Well, what did you expect him to call it? Crazy Bitches?
In this erection-inducing but borderline-gynophobic softcore romp, Frederic Van Den Driessche stars as Francois, a director who’s auditioning actresses for a new film that he hopes will penetrate the private realms of female sexual fantasies. Agreeing to a screen-test for Francois means stripping down, pointing your tits in the air, and rubbing your clit (or the clit of the girl next to you) while the director rolls tape. Francois is so virile that he doesn’t even unbutton his jeans and still the girls are making I’ve-never-felt-this-way-before declarations of their intense pleasure, the director’s kindly impassive gaze operating as a surpassingly powerful aphrodisiac. (His wife is concerned that he’s going too far with his experiment, as is, apparently, his dead grandmother, who makes a cameo as a kindly spirit fretting over him. A couple of black-clad spirit women hang around in the shadows of different scenes, seemingly unimpressed by the director’s project.) Francois eventually settles on three actresses who ably pleasure themselves, and one another, for his Handycam — the big rip-roaring climax comes as the trio of nude women take to a single bed and caress each other into a frenzy to the strains of Jean Musy’s feverish, increasingly stentorian score, as Francois watches politely from across the room.

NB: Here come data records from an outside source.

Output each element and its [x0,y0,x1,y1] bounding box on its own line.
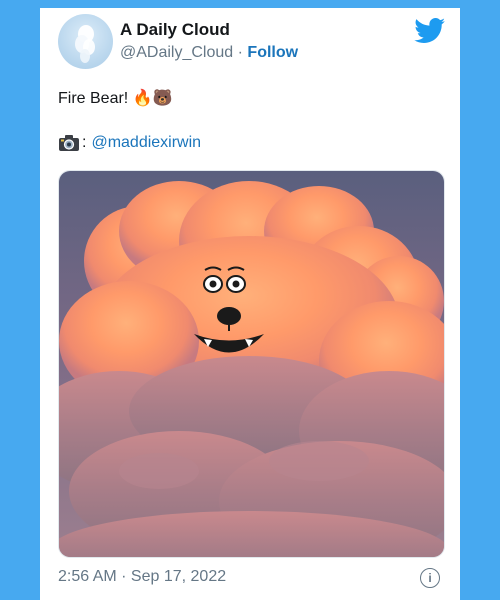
tweet-timestamp[interactable]: 2:56 AM · Sep 17, 2022 [58,568,226,586]
info-icon[interactable]: i [420,568,440,588]
tweet-text: Fire Bear! 🔥🐻 [58,88,173,108]
credit-mention-link[interactable]: @maddiexirwin [91,134,201,152]
tweet-card: A Daily Cloud @ADaily_Cloud · Follow Fir… [40,8,460,600]
tweet-body: Fire Bear! [58,90,129,107]
fire-bear-emoji: 🔥🐻 [132,90,173,107]
photo-credit: : @maddiexirwin [58,134,201,152]
twitter-bird-icon[interactable] [414,18,446,44]
avatar[interactable] [58,14,113,69]
cloud-bear-photo[interactable] [58,170,445,558]
author-handle[interactable]: @ADaily_Cloud [120,44,233,61]
author-name[interactable]: A Daily Cloud [120,20,230,40]
credit-colon: : [82,134,87,151]
author-handle-row: @ADaily_Cloud · Follow [120,44,298,62]
camera-icon [59,135,79,151]
cloud-bear-image [59,171,444,557]
cloud-avatar-icon [75,25,95,63]
separator-dot: · [237,44,243,61]
follow-button[interactable]: Follow [247,44,298,61]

But it’s tough to be the director. The girls grow jealous, concerned that Francois may be considering replacements for the actual film shoot. And after one of them goes completely apeshit on the set, Francois’ life becomes much more complicated. The general thrust of the picture seems to be that sexy young women will try to destroy you, which may seem a rather odd thing to make a movie about unless you’re aware of the actual circumstances surrounding director Jean-Claude Brisseau’s life at the time of its making. In 2005, Brisseau had to defend himself against charges by four actresses who were considered for but not cast in his recent opus, Secret Things, that the “erotic audition” process he employed for that film constituted sexual harassment. (The process depicted in Exterminating Angels seems to hew closely to the events described in court documents, except for the part about the filmmaker allegedly masturbating in front and/or of his actresses, a possibility the film primly dismisses.)
In press notes for the film, Brisseau claims that he had started writing and casting Exterminating Angels before his legal troubles began, and disclaims any one-to-one relationship between characters in the new film and his real-life antagonists. But Exterminating Angels clearly functions as a defensive gesture, depicting its sensitive director as a curious artist and faithful husband whose only undoing is his single-minded dedication to reaching a truthful understanding of female eroticism. (If only he had settled for making a phony sex film, Brisseau seems to suggest, he would have endured less persecution.) As a bold, no-regrets apologia, it’s almost charming in its chutzpah. It insists that we believe in a director so naïve and earnest, so interested only in the fulfillment of the sexual needs of others that he has unwittingly become a serial seducer of women. But what grates is the film’s resolve, when things turn out badly for most everyone involved, to divert blame from the 50something director who holds a psychological advantage over the much younger objects of his demanding gaze.
It’s a shame that the film’s narrative boils down so simplistically and self-servingly, because Brisseau has a potent vision — working in concert with cinematographer Wilfrid Sempé, he stages erotic tableaux with an almost painterly attention to the way light and shadow play across a woman’s body, giving a rippling third dimension to the nude scenes. His sense of composition can be startlingly adroit, as in a scene where Francois has two of his starlets fingering each other in the dark, narrow space next to a door opened onto a well-lit (and increasingly noisy) hotel hallway. The performances he gets from the young women are quite good, even aside from their erotic overtones. And when his sense of humor is engaged, as in the quick-cut scene where he’s turned down by a succession of sweet young things who seem as amused as they are mortified by his come-ons, it’s a refreshing change of tone in a film that otherwise seems to take itself pretty seriously. The somewhat patronizing depiction of Woman as an irrational, avenging other doesn’t intrude on the astonishing efficacy of its sexual set pieces — this vigorous approach, applied to a less risibly self-conscious project, could rescue big-screen sensuality from its current aesthetic ghetto. C+
Exterminating Angels has been chosen to open this year’s Film Comment Selects series this week at the Walter Reade Theater in New York City. Following those screenings, it opens March 7 at the IFC Center — and, because it’s an IFC First Take release, it should be available at the same time via the on-demand cable channel IFC In Theaters. While I can see that there are some, ahem, obvious advantages to watching this sort of thing in the privacy of your own home, I’d imagine the weird majesty of the whole endeavor will be reduced somewhat when it’s screened on television. In other words, if this sounds interesting to you, it’s worth trying to catch on a real screen.